And my friend was giving me shit for this a couple of weeks ago. They asked me where I want to go to eat. And they're like, "Let me guess, one of these four places." I'm like, "You'd be correct, yes."

MEGAN NEFF: Absolutely, absolutely. The other thing… sorry, I feel like I'm not being reciprocal. I'm just, like, going forward with other info dump things.

PATRICK CASALE: I don't feel that way.

MEGAN NEFF: Okay. Well, the other way it can show up is also, like, inflexibility around food rules. And Liz does an excellent job in her book talking about this. We're going to have her on later this month to talk about eating disorders and autism. But she talks about how, like, going to a health class and learning these are healthy foods, these are bad foods or unhealthy foods, and then getting really, like, inflexible about the rules. And like, no, I want to be healthy. These are the rules.

So, this is one of the reasons this aspect of autism can get misdiagnosed as an eating disorder. It can also co-occur. Like, I think that makes a person more vulnerable to then develop an eating disorder. So, it can also be around the rules about food. [CROSSTALK 00:22:02]-

PATRICK CASALE: Absolutely. Just thinking about the rigidity, or the black-and-white thinking, the concrete thinking that comes in when you hear healthy versus unhealthy. And all of a sudden, it's like, "Oh, I have to I have to distance myself from all of this stuff." And creating these rules around food. I mean, yeah, it's such a great point. I'm excited for that conversation.

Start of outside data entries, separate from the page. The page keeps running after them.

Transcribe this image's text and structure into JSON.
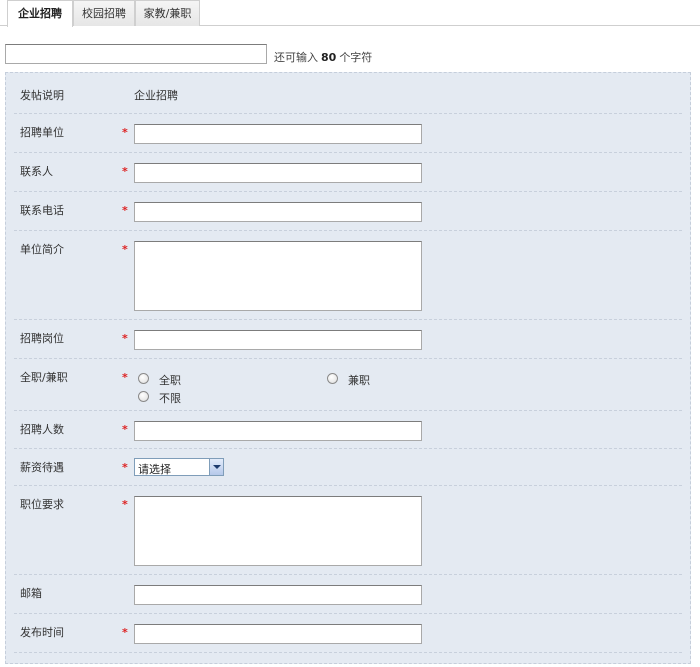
{
  "tabs": [
    {
      "label": "企业招聘"
    },
    {
      "label": "校园招聘"
    },
    {
      "label": "家教/兼职"
    }
  ],
  "title_field": {
    "value": "",
    "counter_prefix": "还可输入",
    "counter_value": "80",
    "counter_suffix": "个字符"
  },
  "form": {
    "post_type": {
      "label": "发帖说明",
      "value": "企业招聘"
    },
    "company": {
      "label": "招聘单位",
      "required": "*",
      "value": ""
    },
    "contact": {
      "label": "联系人",
      "required": "*",
      "value": ""
    },
    "phone": {
      "label": "联系电话",
      "required": "*",
      "value": ""
    },
    "intro": {
      "label": "单位简介",
      "required": "*",
      "value": ""
    },
    "position": {
      "label": "招聘岗位",
      "required": "*",
      "value": ""
    },
    "job_type": {
      "label": "全职/兼职",
      "required": "*",
      "options": [
        "全职",
        "兼职",
        "不限"
      ]
    },
    "headcount": {
      "label": "招聘人数",
      "required": "*",
      "value": ""
    },
    "salary": {
      "label": "薪资待遇",
      "required": "*",
      "selected": "请选择"
    },
    "requirements": {
      "label": "职位要求",
      "required": "*",
      "value": ""
    },
    "email": {
      "label": "邮箱",
      "value": ""
    },
    "publish_time": {
      "label": "发布时间",
      "required": "*",
      "value": ""
    }
  },
  "colors": {
    "panel_bg": "#e4eaf2",
    "required_star": "#dd2222",
    "border": "#a9a9a9"
  }
}
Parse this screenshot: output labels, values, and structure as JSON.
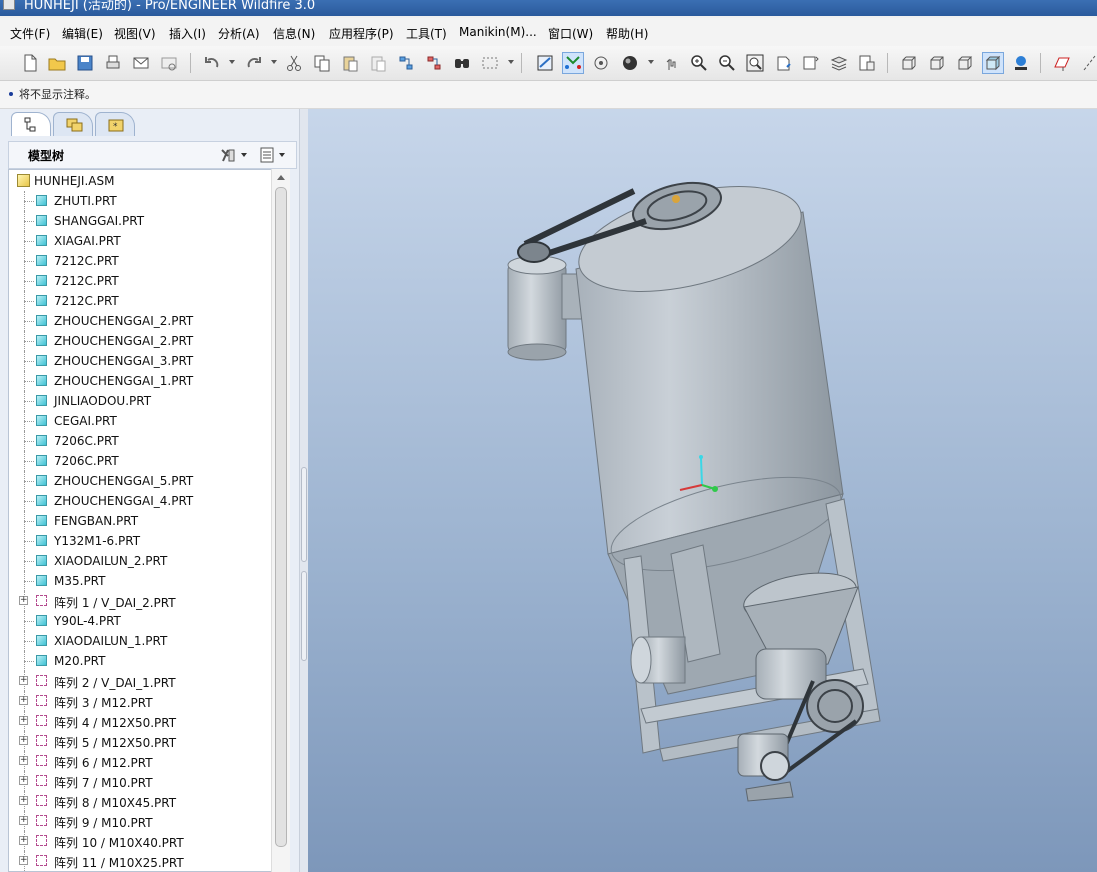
{
  "window": {
    "title": "HUNHEJI (活动的) - Pro/ENGINEER Wildfire 3.0"
  },
  "menu": [
    "文件(F)",
    "编辑(E)",
    "视图(V)",
    "插入(I)",
    "分析(A)",
    "信息(N)",
    "应用程序(P)",
    "工具(T)",
    "Manikin(M)...",
    "窗口(W)",
    "帮助(H)"
  ],
  "status": {
    "message": "将不显示注释。"
  },
  "navigator": {
    "tabs": [
      "model-tree-tab",
      "layers-tab",
      "favorites-tab"
    ],
    "tree_title": "模型树",
    "root": "HUNHEJI.ASM",
    "items": [
      {
        "label": "ZHUTI.PRT",
        "icon": "part",
        "expand": false
      },
      {
        "label": "SHANGGAI.PRT",
        "icon": "part",
        "expand": false
      },
      {
        "label": "XIAGAI.PRT",
        "icon": "part",
        "expand": false
      },
      {
        "label": "7212C.PRT",
        "icon": "part",
        "expand": false
      },
      {
        "label": "7212C.PRT",
        "icon": "part",
        "expand": false
      },
      {
        "label": "7212C.PRT",
        "icon": "part",
        "expand": false
      },
      {
        "label": "ZHOUCHENGGAI_2.PRT",
        "icon": "part",
        "expand": false
      },
      {
        "label": "ZHOUCHENGGAI_2.PRT",
        "icon": "part",
        "expand": false
      },
      {
        "label": "ZHOUCHENGGAI_3.PRT",
        "icon": "part",
        "expand": false
      },
      {
        "label": "ZHOUCHENGGAI_1.PRT",
        "icon": "part",
        "expand": false
      },
      {
        "label": "JINLIAODOU.PRT",
        "icon": "part",
        "expand": false
      },
      {
        "label": "CEGAI.PRT",
        "icon": "part",
        "expand": false
      },
      {
        "label": "7206C.PRT",
        "icon": "part",
        "expand": false
      },
      {
        "label": "7206C.PRT",
        "icon": "part",
        "expand": false
      },
      {
        "label": "ZHOUCHENGGAI_5.PRT",
        "icon": "part",
        "expand": false
      },
      {
        "label": "ZHOUCHENGGAI_4.PRT",
        "icon": "part",
        "expand": false
      },
      {
        "label": "FENGBAN.PRT",
        "icon": "part",
        "expand": false
      },
      {
        "label": "Y132M1-6.PRT",
        "icon": "part",
        "expand": false
      },
      {
        "label": "XIAODAILUN_2.PRT",
        "icon": "part",
        "expand": false
      },
      {
        "label": "M35.PRT",
        "icon": "part",
        "expand": false
      },
      {
        "label": "阵列 1 / V_DAI_2.PRT",
        "icon": "pattern",
        "expand": true
      },
      {
        "label": "Y90L-4.PRT",
        "icon": "part",
        "expand": false
      },
      {
        "label": "XIAODAILUN_1.PRT",
        "icon": "part",
        "expand": false
      },
      {
        "label": "M20.PRT",
        "icon": "part",
        "expand": false
      },
      {
        "label": "阵列 2 / V_DAI_1.PRT",
        "icon": "pattern",
        "expand": true
      },
      {
        "label": "阵列 3 / M12.PRT",
        "icon": "pattern",
        "expand": true
      },
      {
        "label": "阵列 4 / M12X50.PRT",
        "icon": "pattern",
        "expand": true
      },
      {
        "label": "阵列 5 / M12X50.PRT",
        "icon": "pattern",
        "expand": true
      },
      {
        "label": "阵列 6 / M12.PRT",
        "icon": "pattern",
        "expand": true
      },
      {
        "label": "阵列 7 / M10.PRT",
        "icon": "pattern",
        "expand": true
      },
      {
        "label": "阵列 8 / M10X45.PRT",
        "icon": "pattern",
        "expand": true
      },
      {
        "label": "阵列 9 / M10.PRT",
        "icon": "pattern",
        "expand": true
      },
      {
        "label": "阵列 10 / M10X40.PRT",
        "icon": "pattern",
        "expand": true
      },
      {
        "label": "阵列 11 / M10X25.PRT",
        "icon": "pattern",
        "expand": true
      }
    ]
  },
  "toolbar": {
    "icons": [
      "new-icon",
      "open-icon",
      "save-icon",
      "print-icon",
      "send-mail-icon",
      "send-mail-link-icon",
      "undo-icon",
      "redo-icon",
      "cut-icon",
      "copy-icon",
      "paste-icon",
      "paste-special-icon",
      "regenerate-icon",
      "regen-manager-icon",
      "find-icon",
      "select-box-icon",
      "refit-view-icon",
      "datum-display-icon",
      "orient-icon",
      "appearance-icon",
      "spin-center-icon",
      "zoom-in-icon",
      "zoom-out-icon",
      "zoom-fit-icon",
      "reorient-icon",
      "saved-views-icon",
      "layers-icon",
      "view-manager-icon",
      "wireframe-icon",
      "hidden-line-icon",
      "no-hidden-icon",
      "shading-icon",
      "enhanced-realism-icon",
      "datum-plane-icon",
      "datum-axis-icon"
    ]
  },
  "colors": {
    "viewport_top": "#c7d6ea",
    "viewport_bottom": "#7d97ba",
    "model_gray": "#b3bcc4",
    "selected_tab": "#ffffff"
  }
}
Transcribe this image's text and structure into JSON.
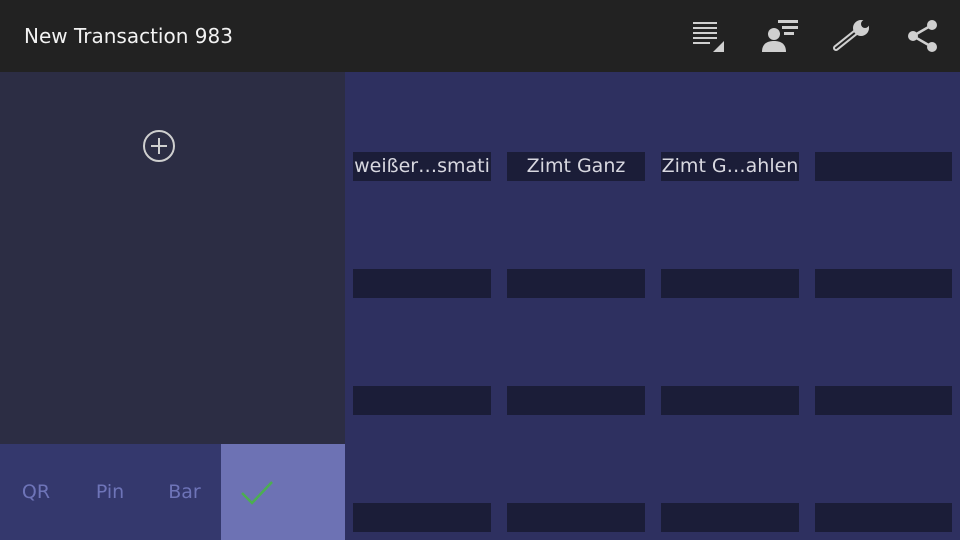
{
  "header": {
    "title": "New Transaction 983",
    "actions": [
      {
        "icon": "list-details-icon"
      },
      {
        "icon": "contact-list-icon"
      },
      {
        "icon": "wrench-icon"
      },
      {
        "icon": "share-icon"
      }
    ]
  },
  "left_panel": {
    "add_icon": "add-circle-icon"
  },
  "bottom_tabs": {
    "qr": "QR",
    "pin": "Pin",
    "bar": "Bar",
    "confirm_icon": "checkmark-icon"
  },
  "products": {
    "row0": [
      "weißer…smati",
      "Zimt Ganz",
      "Zimt G…ahlen",
      ""
    ],
    "row1": [
      "",
      "",
      "",
      ""
    ],
    "row2": [
      "",
      "",
      "",
      ""
    ],
    "row3": [
      "",
      "",
      "",
      ""
    ]
  },
  "colors": {
    "topbar": "#222222",
    "left_panel": "#2c2d44",
    "grid_background": "#2e3060",
    "cell": "#1b1d38",
    "tab_bar": "#34386d",
    "confirm": "#6d72b4",
    "check": "#4caf50"
  }
}
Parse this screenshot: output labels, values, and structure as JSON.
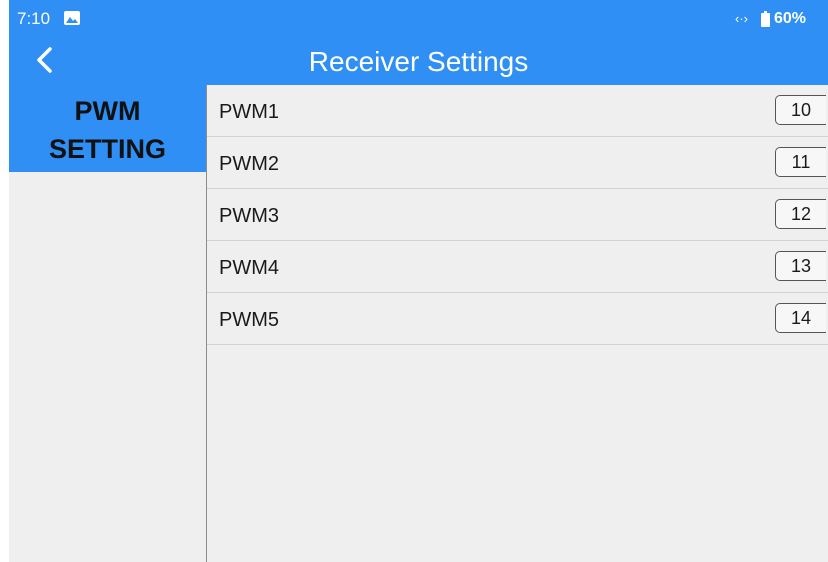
{
  "status_bar": {
    "time": "7:10",
    "battery": "60%",
    "signal_glyph": "‹·›",
    "icons": [
      "gallery-icon",
      "signal-arrows-icon",
      "battery-icon"
    ]
  },
  "header": {
    "title": "Receiver Settings",
    "back_icon": "chevron-left-icon"
  },
  "sidebar": {
    "items": [
      {
        "line1": "PWM",
        "line2": "SETTING",
        "active": true
      }
    ]
  },
  "pwm_list": [
    {
      "label": "PWM1",
      "value": "10"
    },
    {
      "label": "PWM2",
      "value": "11"
    },
    {
      "label": "PWM3",
      "value": "12"
    },
    {
      "label": "PWM4",
      "value": "13"
    },
    {
      "label": "PWM5",
      "value": "14"
    }
  ],
  "colors": {
    "accent": "#2f8ff5",
    "background": "#efefef",
    "divider": "#d2d2d2"
  }
}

MEGAN NEFF: Yeah. Like, that's a huge place that a lot of undiagnosed autistic women, particularly, hang out is in eating disorder clinics. So, yeah, I'm glad we're going to be talking about that.

Another way this can show up is difficulty with transitions which we've talked about before and again, from a sensory lens. Like, transitions are sensory. Like, you're moving your body, you're moving, like, if you think about adolescents in middle school or high school, like changing classes every 15 minutes, right? Like, you're getting up, you're walking through a noisy hallway, you're readjusting. So, difficulty with transitions, but that can be for other reasons like the sensory elements involved.

Or have you been following kind of, like, do you know the term monotropism? Is that a word you know?

PATRICK CASALE: Yeah.

MEGAN NEFF: Yeah, I think that's another reason that transitions can be harder for us is it requires us to split our attention which is more uncomfortable for those of us with more monotropic mind.

PATRICK CASALE: Yeah, I mean, think about how much energy is being expended focusing or absorbing, and split that energy. And how, almost like fragmented life becomes at that point in time because it feels so disjointed or just uncomfortable to have to figure out how to navigate simultaneously.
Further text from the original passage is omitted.